Let me make an attempt at evaluating DEATH AT DAWN as a first book by a new author. The style is good, the pacing excellent, the narrative reasonably gripping, the social and political background effectively, if fairly lightly sketched in, Liberty herself an engaging enough heroine. The highpoint would be the cameo appearance of Disraeli, where the book really comes alive. On the downside there is a certain simplification which makes the book feel, at times, almost as if it were written for teenagers; this is not helped by the appalling innovation of a short section called 'Reading Group Notes' which appears at the back of the books and includes some awful 'suggested reading group questions' - really! my experience of a reading group is that we are quite adult, intelligent and informed enough to come up with our own questions and criticisms thank you! We do not need to be patronised and treated as schoolchildren. A very bad idea! But the simplification to which I refer permeates the book and is reflected in the writing about sexuality, politics, even the plot (which is basically very simple). It might be argued that to some extent this is reflective of Liberty's own age and innocence. But this is a woman who has read Shelley, Wollstonecraft, Godwin (and that's just some namechecks) so I find it a little hard to believe (except perhaps in the area of sexuality).

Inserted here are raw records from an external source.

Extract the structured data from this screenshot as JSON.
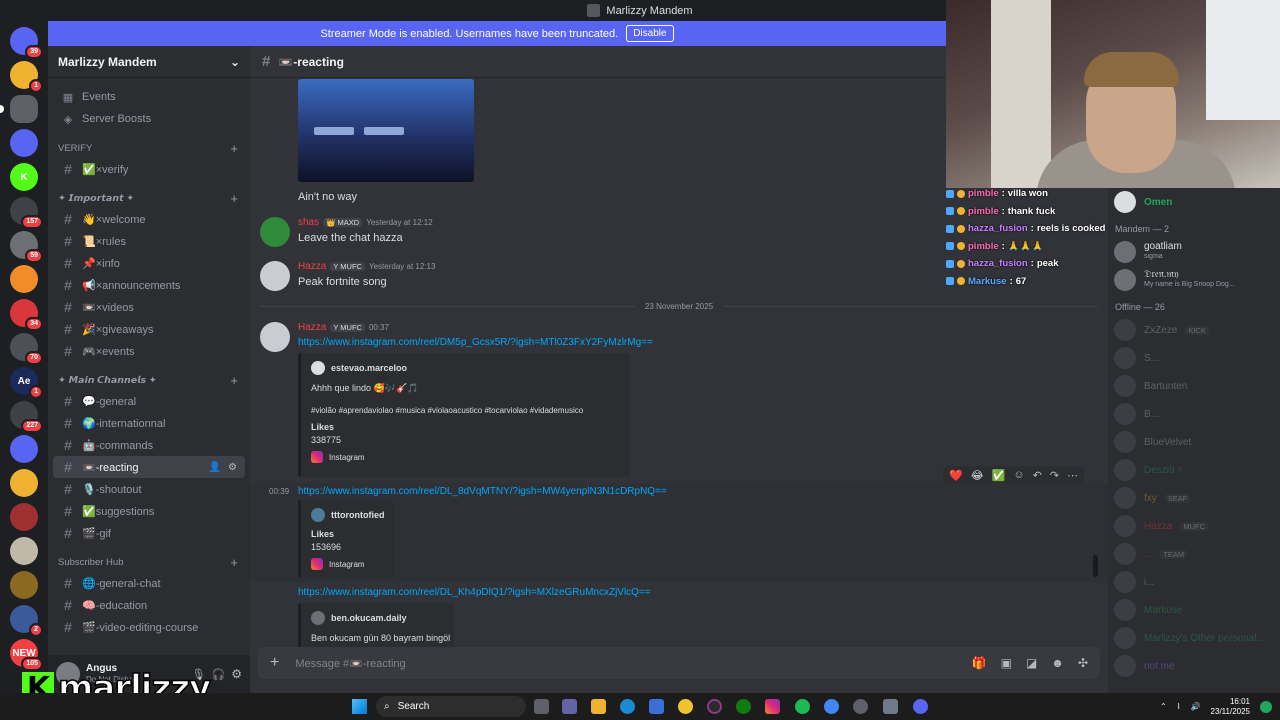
{
  "window": {
    "title": "Marlizzy Mandem"
  },
  "banner": {
    "text": "Streamer Mode is enabled. Usernames have been truncated.",
    "button": "Disable"
  },
  "guilds": [
    {
      "label": "",
      "color": "#5865f2",
      "badge": "39"
    },
    {
      "label": "",
      "color": "#f0b232",
      "badge": "1"
    },
    {
      "label": "",
      "color": "#5d6066",
      "badge": ""
    },
    {
      "label": "",
      "color": "#5865f2",
      "badge": ""
    },
    {
      "label": "K",
      "color": "#53fc18",
      "badge": ""
    },
    {
      "label": "",
      "color": "#3f4147",
      "badge": "157"
    },
    {
      "label": "",
      "color": "#6d6f74",
      "badge": "59"
    },
    {
      "label": "",
      "color": "#f28c28",
      "badge": ""
    },
    {
      "label": "",
      "color": "#da373c",
      "badge": "34"
    },
    {
      "label": "",
      "color": "#4e5058",
      "badge": "70"
    },
    {
      "label": "Ae",
      "color": "#1b2a5a",
      "badge": "1"
    },
    {
      "label": "",
      "color": "#3f4147",
      "badge": "227"
    },
    {
      "label": "",
      "color": "#5865f2",
      "badge": ""
    },
    {
      "label": "",
      "color": "#f0b232",
      "badge": ""
    },
    {
      "label": "",
      "color": "#a03030",
      "badge": ""
    },
    {
      "label": "",
      "color": "#c0b8a8",
      "badge": ""
    },
    {
      "label": "",
      "color": "#8a6a20",
      "badge": ""
    },
    {
      "label": "",
      "color": "#3a5a9a",
      "badge": "2"
    },
    {
      "label": "NEW",
      "color": "#f23f43",
      "badge": "105"
    }
  ],
  "sidebar": {
    "server_name": "Marlizzy Mandem",
    "top_items": [
      {
        "label": "Events",
        "icon": "calendar-icon"
      },
      {
        "label": "Server Boosts",
        "icon": "boost-icon"
      }
    ],
    "cat_verify": "VERIFY",
    "ch_verify": "✅×verify",
    "cat_important": "✦ 𝙄𝙢𝙥𝙤𝙧𝙩𝙖𝙣𝙩 ✦",
    "important": [
      "👋×welcome",
      "📜×rules",
      "📌×info",
      "📢×announcements",
      "📼×videos",
      "🎉×giveaways",
      "🎮×events"
    ],
    "cat_main": "✦ 𝙈𝙖𝙞𝙣 𝘾𝙝𝙖𝙣𝙣𝙚𝙡𝙨 ✦",
    "main": [
      "💬-general",
      "🌍-internationnal",
      "🤖-commands",
      "📼-reacting",
      "🎙️-shoutout",
      "✅suggestions",
      "🎬-gif"
    ],
    "cat_hub": "Subscriber Hub",
    "hub": [
      "🌐-general-chat",
      "🧠-education",
      "🎬-video-editing-course"
    ]
  },
  "user": {
    "name": "Angus",
    "status": "Do Not Disturb"
  },
  "channel": {
    "name": "📼-reacting"
  },
  "messages": {
    "m0_text": "Ain't no way",
    "m1": {
      "name": "shas",
      "tag": "👑 MAXD",
      "time": "Yesterday at 12:12",
      "text": "Leave the chat hazza"
    },
    "m2": {
      "name": "Hazza",
      "tag": "Y MUFC",
      "time": "Yesterday at 12:13",
      "text": "Peak fortnite song"
    },
    "date_divider": "23 November 2025",
    "m3": {
      "name": "Hazza",
      "tag": "Y MUFC",
      "time": "00:37",
      "link": "https://www.instagram.com/reel/DM5p_Gcsx5R/?igsh=MTl0Z3FxY2FyMzlrMg==",
      "embed": {
        "author": "estevao.marceloo",
        "caption": "Ahhh que lindo 🥰🎶🎸🎵",
        "tags": "#violão #aprendaviolao #musica #violaoacustico #tocarviolao #vidademusico",
        "likes_label": "Likes",
        "likes": "338775",
        "source": "Instagram"
      }
    },
    "m4": {
      "time": "00:39",
      "link": "https://www.instagram.com/reel/DL_8dVqMTNY/?igsh=MW4yenplN3N1cDRpNQ==",
      "embed": {
        "author": "tttorontofied",
        "likes_label": "Likes",
        "likes": "153696",
        "source": "Instagram"
      }
    },
    "m5": {
      "link": "https://www.instagram.com/reel/DL_Kh4pDlQ1/?igsh=MXlzeGRuMncxZjVlcQ==",
      "embed": {
        "author": "ben.okucam.daily",
        "caption": "Ben okucam gün 80 bayram bingöl"
      }
    }
  },
  "composer": {
    "placeholder": "Message #📼-reacting"
  },
  "members": {
    "online": [
      {
        "name": "Omen",
        "sub": ""
      }
    ],
    "cat_online": "Mandem — 2",
    "mandem": [
      {
        "name": "goatliam",
        "sub": "sigma"
      },
      {
        "name": "𝔇𝔯𝔢𝔫.𝔪𝔶",
        "sub": "My name is Big Snoop Dog..."
      }
    ],
    "cat_offline": "Offline — 26",
    "offline": [
      {
        "name": "ZxZeze",
        "tag": "KICK",
        "color": "#b5bac1"
      },
      {
        "name": "S...",
        "tag": "",
        "color": "#b5bac1"
      },
      {
        "name": "Bartunten",
        "tag": "",
        "color": "#b5bac1"
      },
      {
        "name": "B...",
        "tag": "",
        "color": "#b5bac1"
      },
      {
        "name": "BlueVelvet",
        "tag": "",
        "color": "#b5bac1"
      },
      {
        "name": "Deszi9 ↑",
        "tag": "",
        "color": "#23a55a"
      },
      {
        "name": "fxy",
        "tag": "SEAF",
        "color": "#f0b232"
      },
      {
        "name": "Hazza",
        "tag": "MUFC",
        "color": "#f23f43"
      },
      {
        "name": "...",
        "tag": "TEAM",
        "color": "#f23f43"
      },
      {
        "name": "i...",
        "tag": "",
        "color": "#b5bac1"
      },
      {
        "name": "Markuse",
        "tag": "",
        "color": "#23a55a"
      },
      {
        "name": "Marlizzy's Other personal...",
        "tag": "",
        "color": "#23a55a"
      },
      {
        "name": "not me",
        "tag": "",
        "color": "#a970ff"
      }
    ]
  },
  "chat_overlay": [
    {
      "user": "pimble",
      "msg": "villa won",
      "color": "#ff69b4"
    },
    {
      "user": "pimble",
      "msg": "thank fuck",
      "color": "#ff69b4"
    },
    {
      "user": "hazza_fusion",
      "msg": "reels is cooked",
      "color": "#c77dff"
    },
    {
      "user": "pimble",
      "msg": "🙏🙏🙏",
      "color": "#ff69b4"
    },
    {
      "user": "hazza_fusion",
      "msg": "peak",
      "color": "#c77dff"
    },
    {
      "user": "Markuse",
      "msg": "67",
      "color": "#5aa9ff"
    }
  ],
  "taskbar": {
    "search": "Search",
    "time": "16:01",
    "date": "23/11/2025"
  },
  "brand": {
    "k": "K",
    "name": "marlizzy"
  }
}
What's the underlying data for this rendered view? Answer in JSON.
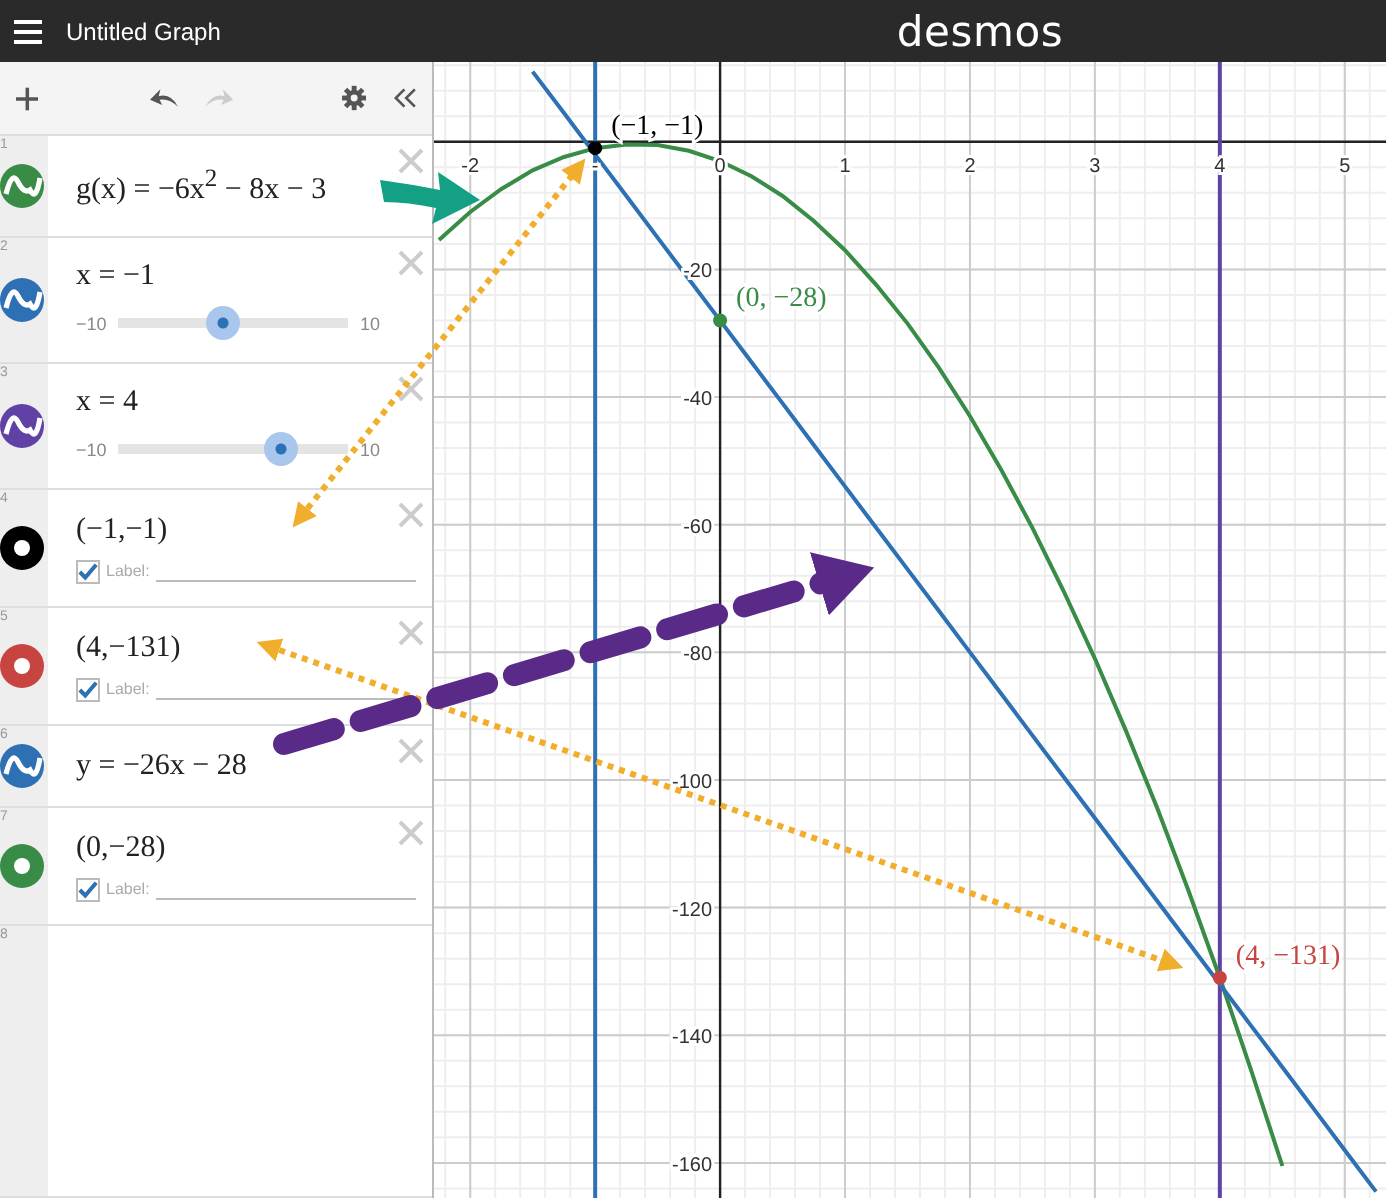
{
  "header": {
    "title": "Untitled Graph",
    "logo": "desmos"
  },
  "toolbar": {
    "redo_disabled": true
  },
  "expressions": [
    {
      "kind": "function",
      "number": "1",
      "color": "#388c46",
      "text": "g(x) = −6x$^{2}$ − 8x − 3"
    },
    {
      "kind": "slider",
      "number": "2",
      "color": "#2d70b3",
      "text": "x = −1",
      "min": "−10",
      "max": "10",
      "level": 0.45
    },
    {
      "kind": "slider",
      "number": "3",
      "color": "#6042a6",
      "text": "x = 4",
      "min": "−10",
      "max": "10",
      "level": 0.7
    },
    {
      "kind": "point",
      "number": "4",
      "color": "#000000",
      "text": "(−1,−1)",
      "label": {
        "checked": true,
        "text": "Label:"
      }
    },
    {
      "kind": "point",
      "number": "5",
      "color": "#c74440",
      "text": "(4,−131)",
      "label": {
        "checked": true,
        "text": "Label:"
      }
    },
    {
      "kind": "function",
      "number": "6",
      "color": "#2d70b3",
      "text": "y = −26x − 28"
    },
    {
      "kind": "point",
      "number": "7",
      "color": "#388c46",
      "text": "(0,−28)",
      "label": {
        "checked": true,
        "text": "Label:"
      }
    },
    {
      "kind": "empty",
      "number": "8"
    }
  ],
  "graph": {
    "chart_data": {
      "type": "line",
      "x": [
        -2.25,
        -2,
        -1.75,
        -1.5,
        -1.25,
        -1,
        -0.75,
        -0.5,
        -0.25,
        0,
        0.25,
        0.5,
        0.75,
        1,
        1.25,
        1.5,
        1.75,
        2,
        2.25,
        2.5,
        2.75,
        3,
        3.25,
        3.5,
        3.75,
        4,
        4.25,
        4.5,
        4.75,
        5,
        5.25
      ],
      "series": [
        {
          "color": "#388c46",
          "values": [
            -15.4,
            -11,
            -7.4,
            -4.5,
            -2.4,
            -1,
            -0.4,
            -0.5,
            -1.4,
            -3,
            -5.4,
            -8.5,
            -12.4,
            -17,
            -22.4,
            -28.5,
            -35.4,
            -43,
            -51.4,
            -60.5,
            -70.4,
            -81,
            -92.4,
            -104.5,
            -117.4,
            -131,
            -145.4,
            -160.5,
            null,
            null,
            null
          ]
        },
        {
          "color": "#2d70b3",
          "values": [
            null,
            null,
            null,
            11,
            4.5,
            -2,
            -8.5,
            -15,
            -21.5,
            -28,
            -34.5,
            -41,
            -47.5,
            -54,
            -60.5,
            -67,
            -73.5,
            -80,
            -86.5,
            -93,
            -99.5,
            -106,
            -112.5,
            -119,
            -125.5,
            -132,
            -138.5,
            -145,
            -151.5,
            -158,
            -164.5
          ]
        }
      ],
      "xlim": [
        -2.29,
        5.33
      ],
      "ylim": [
        -165.5,
        12.5
      ],
      "xticks": [
        -2,
        {
          "value": -1,
          "label": "-"
        },
        {
          "value": 0,
          "label": "0"
        },
        1,
        2,
        3,
        4,
        5
      ],
      "yticks": [
        -160,
        -140,
        -120,
        -100,
        -80,
        -60,
        -40,
        -20
      ],
      "grid": true,
      "ref_lines": [
        {
          "axis": "x",
          "value": -1
        },
        {
          "axis": "x",
          "value": 4
        }
      ],
      "annotations": [
        {
          "x": -1,
          "y": -1,
          "text": "(−1, −1)"
        },
        {
          "x": 4,
          "y": -131,
          "text": "(4, −131)"
        },
        {
          "x": 0,
          "y": -28,
          "text": "(0, −28)"
        }
      ]
    }
  }
}
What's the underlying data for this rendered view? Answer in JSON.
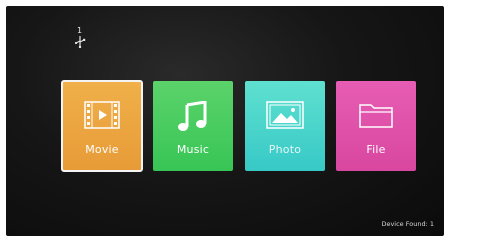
{
  "status": {
    "usb_count": "1",
    "device_found": "Device Found: 1"
  },
  "menu": {
    "items": [
      {
        "id": "movie",
        "label": "Movie",
        "icon": "film-icon",
        "color": "#e79b37"
      },
      {
        "id": "music",
        "label": "Music",
        "icon": "music-note-icon",
        "color": "#38c556"
      },
      {
        "id": "photo",
        "label": "Photo",
        "icon": "image-icon",
        "color": "#37c9c6"
      },
      {
        "id": "file",
        "label": "File",
        "icon": "folder-icon",
        "color": "#d9479f"
      }
    ],
    "selected": "Movie"
  },
  "colors": {
    "background": "#161616",
    "text": "#ffffff",
    "selection_outline": "#f4f4f4"
  }
}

OK now I own up and question myself. I know that Caro Peacock is Gillian Linscott who was the author of the Nell Bray series. And the Nell Bray series is, in my view, about as good as historical mysteries get. For those who have never read any, Nell is a committed suffragette and pacifist and the books are set between the early 1900s and 1919. The series is distinguished by deep political and social knowledge, a burning sense of injustice, excellent plotting, humour, mature and brilliant reflections on sexuality and gender - hell! they had the lot. And on top of that Linscott had the rare ability to alter the tone of her books within a series so that some are more plot centred, some lighter, some very dark. And! in Nell Bray she created a truly wonderful protagonist - if I had to select a fictional mystery character for my own five dream dinner party guests she would head the list.

So two questions arise. First am I being hard on Caro Peacock, and in particular criticising the lack of depth, because I am comparing her to Gillian Linscott? Yes, probably. I can't keep the knowledge out of my head. I think that I would still have said that DEATH AT DAWN felt a little light-weight, a little too much of a romp (and I would certainly have excoriated those wretched Reading Group Notes) but I probably wouldn't have been so harsh. Second why did Linscott do it? Well that's simple apparently - the Nell Bray books didn't sell well enough. Although this is speculation as I know of no interview with Linscott. But a note at the end of DEATH AT DAWN explains (in the Caro Peacock persona) that she got the idea for the book while working as a National Trust guide as writing wasn't "paying for groceries and cat food." I find it very sad that we are denied more Nell Bray when so many lesser writers seem able to keep publishing. But I guess it is our fault for not buying enough.

Well I really hope that Caro Peacock works out for Linscott. I hope that as the Liberty Lane series continues it attains more depth and substance because there is absolutely no question that the potential is there. And DEATH AT DAWN is very far from being bad; indeed it is a highly enjoyable read which I recommend. But it is no match for any of the Nell Bray books.